Treadmills are relatively simple workout machines; however, you still need to know how to use them correctly to get the most out of your workout and to avoid injury. Most treadmills have handrails on the sides, which makes it tempting to hold on while you're working out, but for your own and the treadmill's benefit, you shouldn't hold on.
Video of the Day
You should walk or run on a treadmill the same way you do on the ground. Walk with your head and chest up, abs tight and your shoulders back. Don't walk hunched over or look at your feet; look straight ahead. Relax your arms at your sides and allow them to swing naturally as they do when you are walking on the ground. Do not shorten or adjust your stride on the treadmill. Walk or run as normally as possible.
Holding the handrails affects the quality of your treadmill workout. The American College of Sports Medicine notes that holding the handrails results in an inconsistent walking pace. Your form becomes unnatural, which may result in muscle strain and discomfort.
Holding the handrails makes your workout easier — it transfers the load from your legs to your upper body, reducing the amount of effort required and reducing the amount of calories you burn during your workout.

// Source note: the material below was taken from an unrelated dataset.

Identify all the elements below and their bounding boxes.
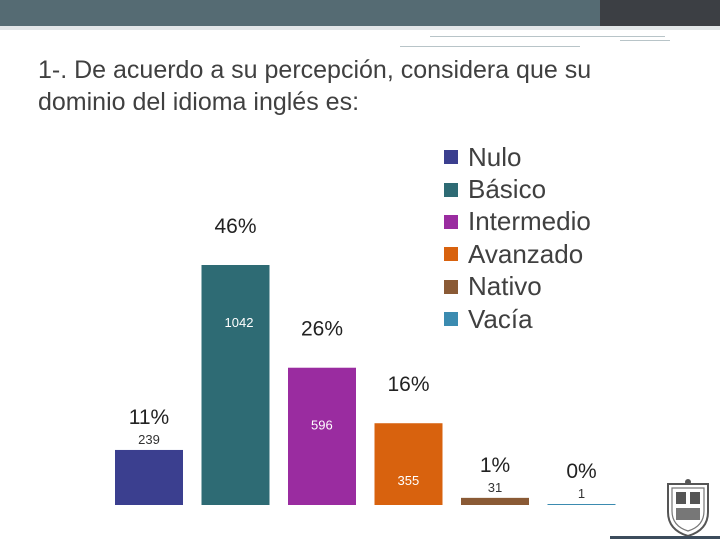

Another reason you should not hold onto the handrails is for the benefit of the treadmill. This is especially true if you invested in a treadmill for your home. Because you do not walk at a consistent, normal pace when you hold onto the handrails, this creates drag on the walking belt. If the drag continues for long periods, it can overheat the motor and the electronics, possibly damaging your treadmill.
You may need to hold the handrails in certain situations. If you are using a treadmill for the first time, hold the handrails until you become accustomed to the movement. You should also use the handrails if you have any problems with coordination or balance. Hold the handrails with a light touch. Do not grab them hard or wrap your hand tightly around them. Place your hands lightly on top of the rails. This way you can grab the rails if you feel unbalanced, but you won't create drag or put pressure on your upper body.